Ma un uomo stimato com’era il Venturi, non poteva rimanere nella vita privata, epperciò dai propri concittadini fu mandato Consigliere in Campidoglio, chè eran certi avrebb’egli curato i comunali interessi. E di vero per la eletta intelligenza, e per le cognizioni amministrative, di che era fornito, venne tosto prescelto quale assessore provveditore dell’annona e grascia, poi sostituì Alatri come assessore delle Finanze Municipali, e quindi caduto infermo il ff. di Sindaco Comm. Grispigni, a lui, benché non fosse assessore anziano, si volle affidare l’altissimo ufficio.

Che cosa facesse, come procedessero le cose comunali mentre il Venturi era nelle funzioni di Sindaco, ben lo dimostrano le molte proposte di utilità pubblica e privata da lui fatte, e che furono approvate; ma la più bella prova si ha nella floridezza delle Finanze Municipali, ch’egli seppe conservare con mirabile accorgimento e con rara abilità amministrativa.

Volgean più mesi, dacché egli sosteneva tale carica, quando la Giunta date le proprie dimissioni pur’egli stimò conveniente dimettersi, e a lui succedeva l’odierno Sindaco Luigi Conte Pianciani.

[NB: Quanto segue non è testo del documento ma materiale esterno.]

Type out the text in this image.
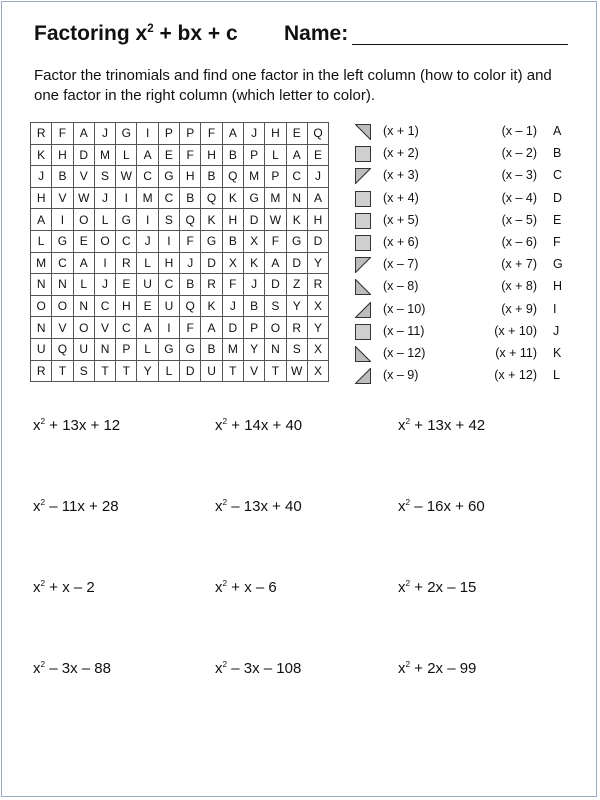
Factoring $x^2$ + bx + c Name:
Factor the trinomials and find one factor in the left column (how to color it) and one factor in the right column (which letter to color).
R	F	A	J	G	I	P	P	F	A	J	H	E	Q
K	H	D	M	L	A	E	F	H	B	P	L	A	E
J	B	V	S	W	C	G	H	B	Q	M	P	C	J
H	V	W	J	I	M	C	B	Q	K	G	M	N	A
A	I	O	L	G	I	S	Q	K	H	D	W	K	H
L	G	E	O	C	J	I	F	G	B	X	F	G	D
M	C	A	I	R	L	H	J	D	X	K	A	D	Y
N	N	L	J	E	U	C	B	R	F	J	D	Z	R
O	O	N	C	H	E	U	Q	K	J	B	S	Y	X
N	V	O	V	C	A	I	F	A	D	P	O	R	Y
U	Q	U	N	P	L	G	G	B	M	Y	N	S	X
R	T	S	T	T	Y	L	D	U	T	V	T	W	X
(x + 1)	(x – 1) A
(x + 2)	(x – 2) B
(x + 3)	(x – 3) C
(x + 4)	(x – 4) D
(x + 5)	(x – 5) E
(x + 6)	(x – 6) F
(x – 7)	(x + 7) G
(x – 8)	(x + 8) H
(x – 10)	(x + 9) I
(x – 11)	(x + 10) J
(x – 12)	(x + 11) K
(x – 9)	(x + 12) L
$x^2 + 13x + 12$	$x^2 + 14x + 40$	$x^2 + 13x + 42$
$x^2 - 11x + 28$	$x^2 - 13x + 40$	$x^2 - 16x + 60$
$x^2 + x - 2$	$x^2 + x - 6$	$x^2 + 2x - 15$
$x^2 - 3x - 88$	$x^2 - 3x - 108$	$x^2 + 2x - 99$
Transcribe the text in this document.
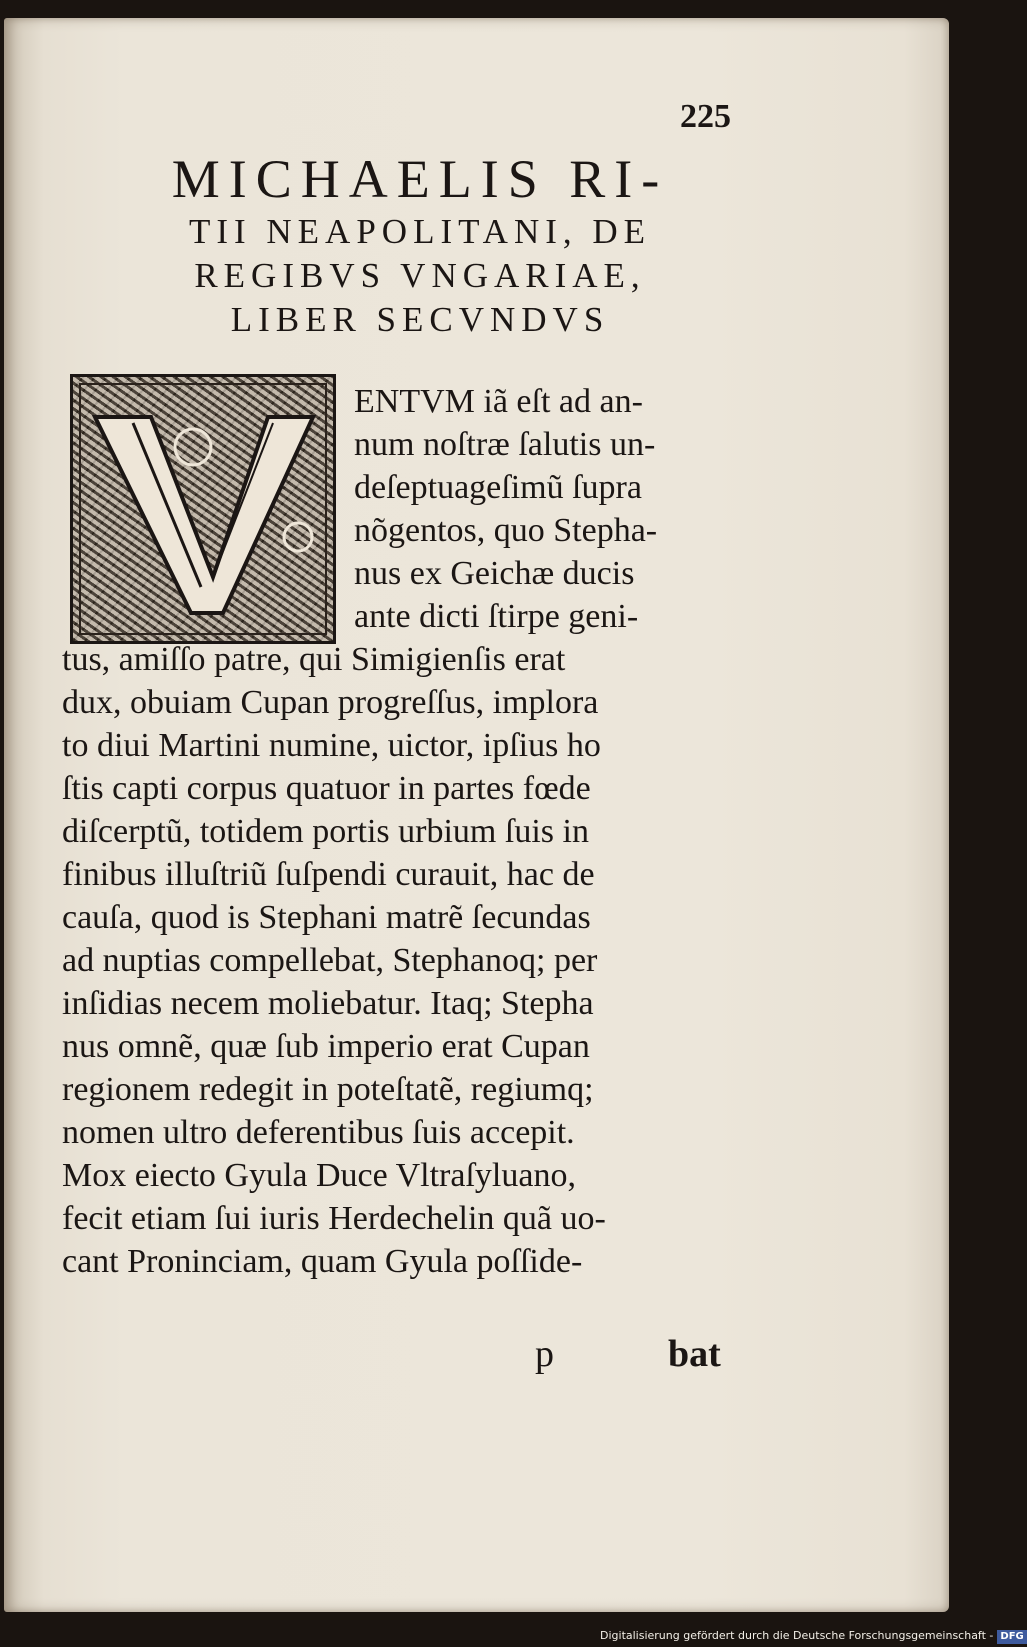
225
MICHAELIS RI-
TII NEAPOLITANI, DE
REGIBVS VNGARIAE,
LIBER SECVNDVS
ENTVM iã eſt ad an-
num noſtræ ſalutis un-
deſeptuageſimũ ſupra
nõgentos, quo Stepha-
nus ex Geichæ ducis
ante dicti ſtirpe geni-
tus, amiſſo patre, qui Simigienſis erat
dux, obuiam Cupan progreſſus, implora
to diui Martini numine, uictor, ipſius ho
ſtis capti corpus quatuor in partes fœde
diſcerptũ, totidem portis urbium ſuis in
finibus illuſtriũ ſuſpendi curauit, hac de
cauſa, quod is Stephani matrẽ ſecundas
ad nuptias compellebat, Stephanoq; per
inſidias necem moliebatur. Itaq; Stepha
nus omnẽ, quæ ſub imperio erat Cupan
regionem redegit in poteſtatẽ, regiumq;
nomen ultro deferentibus ſuis accepit.
Mox eiecto Gyula Duce Vltraſyluano,
fecit etiam ſui iuris Herdechelin quã uo-
cant Proninciam, quam Gyula poſſide-
p	bat
Digitalisierung gefördert durch die Deutsche Forschungsgemeinschaft - DFG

Il Venturi si dipartiva dall’illustre seggio e discendeva il Campidoglio con la coscienza di aver compiuto suoi doveri, e con la dolce compiacenza di aver lasciato in buono assetto le cose comunali. — E questo era il più bel [p. 266 modifica]premio che desiderar potesse un’anima come quella del Venturi. — Ma noi forte ci meravigliammo come a lui solo il Governo non offerisse un segno di distinzione, secondochè aveva usato con altri non appena rassegnarono quel medesimo ufficio, o tostochè vi erano entrati.

Veniagli peraltro indirizzata dalla Prefettura di Roma una lettera di ringraziamento e di encomio per la sapienza, con che aveva retto l’amministrazione municipale, e gliene era anche a nome del Governo espressa riconoscenza.

Ed avvegnachè non fossero a lui conferite Commende e Collari, pure non mancò ad esser condito delle solite salse della Corona d’Italia e dei SS. Maurizio e Lazzaro.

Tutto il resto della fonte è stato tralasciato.